In practice, the latticework has been operationalized through a growing number of bilateral and multilateral fora, such as the Quad, the U.S.-EU Trade and Technology Council, a series of bilateral Critical and Emerging Technology Dialogues (including the U.S.-India initiative on critical and emerging technology or iCET), and AUKUS with Australia and the United Kingdom. Taken together, they provide a vision for a more flexible and integrated approach to align and cooperate on key issues including security, economics, and technology. Issues and priorities vary depending on the relationship and change over time as interests evolve.
These new initiatives underscore how technology has moved from the edge to the center of the United States’ diplomatic agenda. Only a few years ago, technology was a subject for government engineers at the International Telecommunication Union (ITU), a relatively obscure agency of the United Nations. Today, heads of state discuss semiconductors and quantum computing at the Quad’s leader meeting. Three decades of globalization diffused technology and its benefits around the world but also created formidable challenges for the United States to control sensitive, dual-use technologies. China’s ambitions to lead in critical technology areas has only further exacerbated the need for the United States to coordinate and cooperate with partners to promote and protect technologies, including supply chain resilience in semiconductors, artificial intelligence, and critical minerals, among other areas.

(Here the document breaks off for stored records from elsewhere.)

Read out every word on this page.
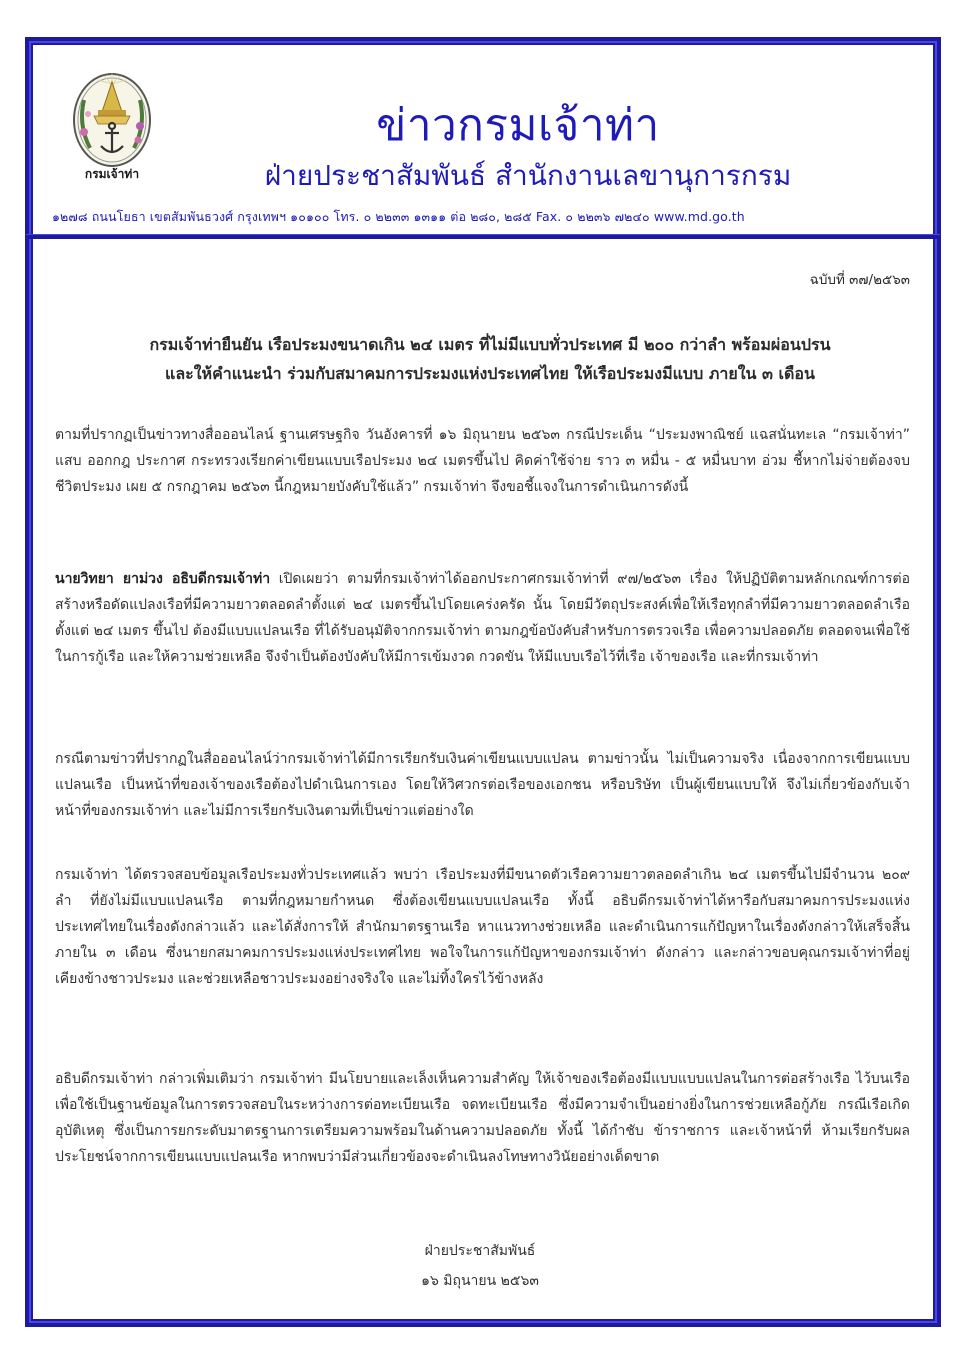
กรมเจ้าท่า
ข่าวกรมเจ้าท่า
ฝ่ายประชาสัมพันธ์ สำนักงานเลขานุการกรม
๑๒๗๘ ถนนโยธา เขตสัมพันธวงศ์ กรุงเทพฯ ๑๐๑๐๐ โทร. ๐ ๒๒๓๓ ๑๓๑๑ ต่อ ๒๘๐, ๒๘๕ Fax. ๐ ๒๒๓๖ ๗๒๔๐ www.md.go.th
ฉบับที่ ๓๗/๒๕๖๓
กรมเจ้าท่ายืนยัน เรือประมงขนาดเกิน ๒๔ เมตร ที่ไม่มีแบบทั่วประเทศ มี ๒๐๐ กว่าลำ พร้อมผ่อนปรน
และให้คำแนะนำ ร่วมกับสมาคมการประมงแห่งประเทศไทย ให้เรือประมงมีแบบ ภายใน ๓ เดือน
ตามที่ปรากฏเป็นข่าวทางสื่อออนไลน์ ฐานเศรษฐกิจ วันอังคารที่ ๑๖ มิถุนายน ๒๕๖๓ กรณีประเด็น “ประมงพาณิชย์ แฉสนั่นทะเล “กรมเจ้าท่า” แสบ ออกกฎ ประกาศ กระทรวงเรียกค่าเขียนแบบเรือประมง ๒๔ เมตรขึ้นไป คิดค่าใช้จ่าย ราว ๓ หมื่น - ๕ หมื่นบาท อ่วม ชี้หากไม่จ่ายต้องจบชีวิตประมง เผย ๕ กรกฎาคม ๒๕๖๓ นี้กฎหมายบังคับใช้แล้ว” กรมเจ้าท่า จึงขอชี้แจงในการดำเนินการดังนี้
นายวิทยา ยาม่วง อธิบดีกรมเจ้าท่า เปิดเผยว่า ตามที่กรมเจ้าท่าได้ออกประกาศกรมเจ้าท่าที่ ๙๗/๒๕๖๓ เรื่อง ให้ปฏิบัติตามหลักเกณฑ์การต่อสร้างหรือดัดแปลงเรือที่มีความยาวตลอดลำตั้งแต่ ๒๔ เมตรขึ้นไปโดยเคร่งครัด นั้น โดยมีวัตถุประสงค์เพื่อให้เรือทุกลำที่มีความยาวตลอดลำเรือตั้งแต่ ๒๔ เมตร ขึ้นไป ต้องมีแบบแปลนเรือ ที่ได้รับอนุมัติจากกรมเจ้าท่า ตามกฎข้อบังคับสำหรับการตรวจเรือ เพื่อความปลอดภัย ตลอดจนเพื่อใช้ในการกู้เรือ และให้ความช่วยเหลือ จึงจำเป็นต้องบังคับให้มีการเข้มงวด กวดขัน ให้มีแบบเรือไว้ที่เรือ เจ้าของเรือ และที่กรมเจ้าท่า
กรณีตามข่าวที่ปรากฏในสื่อออนไลน์ว่ากรมเจ้าท่าได้มีการเรียกรับเงินค่าเขียนแบบแปลน ตามข่าวนั้น ไม่เป็นความจริง เนื่องจากการเขียนแบบแปลนเรือ เป็นหน้าที่ของเจ้าของเรือต้องไปดำเนินการเอง โดยให้วิศวกรต่อเรือของเอกชน หรือบริษัท เป็นผู้เขียนแบบให้ จึงไม่เกี่ยวข้องกับเจ้าหน้าที่ของกรมเจ้าท่า และไม่มีการเรียกรับเงินตามที่เป็นข่าวแต่อย่างใด
กรมเจ้าท่า ได้ตรวจสอบข้อมูลเรือประมงทั่วประเทศแล้ว พบว่า เรือประมงที่มีขนาดตัวเรือความยาวตลอดลำเกิน ๒๔ เมตรขึ้นไปมีจำนวน ๒๐๙ ลำ ที่ยังไม่มีแบบแปลนเรือ ตามที่กฎหมายกำหนด ซึ่งต้องเขียนแบบแปลนเรือ ทั้งนี้ อธิบดีกรมเจ้าท่าได้หารือกับสมาคมการประมงแห่งประเทศไทยในเรื่องดังกล่าวแล้ว และได้สั่งการให้ สำนักมาตรฐานเรือ หาแนวทางช่วยเหลือ และดำเนินการแก้ปัญหาในเรื่องดังกล่าวให้เสร็จสิ้นภายใน ๓ เดือน ซึ่งนายกสมาคมการประมงแห่งประเทศไทย พอใจในการแก้ปัญหาของกรมเจ้าท่า ดังกล่าว และกล่าวขอบคุณกรมเจ้าท่าที่อยู่เคียงข้างชาวประมง และช่วยเหลือชาวประมงอย่างจริงใจ และไม่ทิ้งใครไว้ข้างหลัง
อธิบดีกรมเจ้าท่า กล่าวเพิ่มเติมว่า กรมเจ้าท่า มีนโยบายและเล็งเห็นความสำคัญ ให้เจ้าของเรือต้องมีแบบแบบแปลนในการต่อสร้างเรือ ไว้บนเรือเพื่อใช้เป็นฐานข้อมูลในการตรวจสอบในระหว่างการต่อทะเบียนเรือ จดทะเบียนเรือ ซึ่งมีความจำเป็นอย่างยิ่งในการช่วยเหลือกู้ภัย กรณีเรือเกิดอุบัติเหตุ ซึ่งเป็นการยกระดับมาตรฐานการเตรียมความพร้อมในด้านความปลอดภัย ทั้งนี้ ได้กำชับ ข้าราชการ และเจ้าหน้าที่ ห้ามเรียกรับผลประโยชน์จากการเขียนแบบแปลนเรือ หากพบว่ามีส่วนเกี่ยวข้องจะดำเนินลงโทษทางวินัยอย่างเด็ดขาด
ฝ่ายประชาสัมพันธ์
๑๖ มิถุนายน ๒๕๖๓
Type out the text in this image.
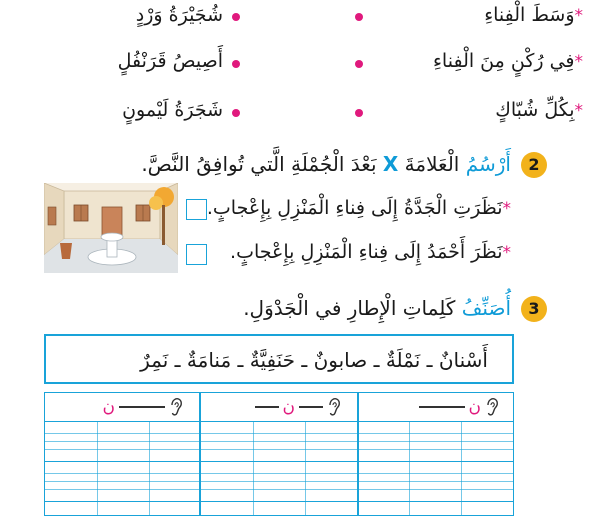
*وَسَطَ الْفِناءِ
شُجَيْرَةُ وَرْدٍ
*فِي رُكْنٍ مِنَ الْفِناءِ
أَصِيصُ قَرَنْفُلٍ
*بِكُلِّ شُبّاكٍ
شَجَرَةُ لَيْمونٍ
2
أَرْسُمُ الْعَلامَةَ X بَعْدَ الْجُمْلَةِ الَّتي تُوافِقُ النَّصَّ.
*نَظَرَتِ الْجَدَّةُ إِلَى فِناءِ الْمَنْزِلِ بِإِعْجابٍ.
*نَظَرَ أَحْمَدُ إِلَى فِناءِ الْمَنْزِلِ بِإِعْجابٍ.
3
أُصَنِّفُ كَلِماتِ الْإِطارِ في الْجَدْوَلِ.
أَسْنانٌ ـ نَمْلَةٌ ـ صابونٌ ـ حَنَفِيَّةٌ ـ مَنامَةٌ ـ نَمِرٌ
ن
ن
ن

The new approach is a departure from the multilateral alliance and the hub-and-spoke models. The numbers of U.S. bilateral and minilateral fora have steadily increased in the past few years, requiring more expertise and resources to sustain diplomatic engagements in multiple fora concurrently. It is a flexible construct that allows for more diplomatic engagements on specific interests and the individual needs of U.S. partners. But it also leaves room to advance diplomatic conversations elsewhere in the latticework should a particular issue in a specific forum reach an impasse. As the diplomatic interactions are only loosely coupled, the latticework does not need to produce any overarching, consensus-driven agreements but rather advance key interests of the U.S. and its partners to remain relevant.
Independent of the outcome of the U.S. election, many of the pressing technology issues that are discussed within the many fora of the latticework are rapidly evolving. Whatever happens in November, U.S. interests will be best served if these relatively novel diplomatic engagements remain highly active and their form flexible and adaptive.
Dr. Andreas Kuehn is a Senior Fellow for the Cyberspace Cooperation Initiative at ORF America.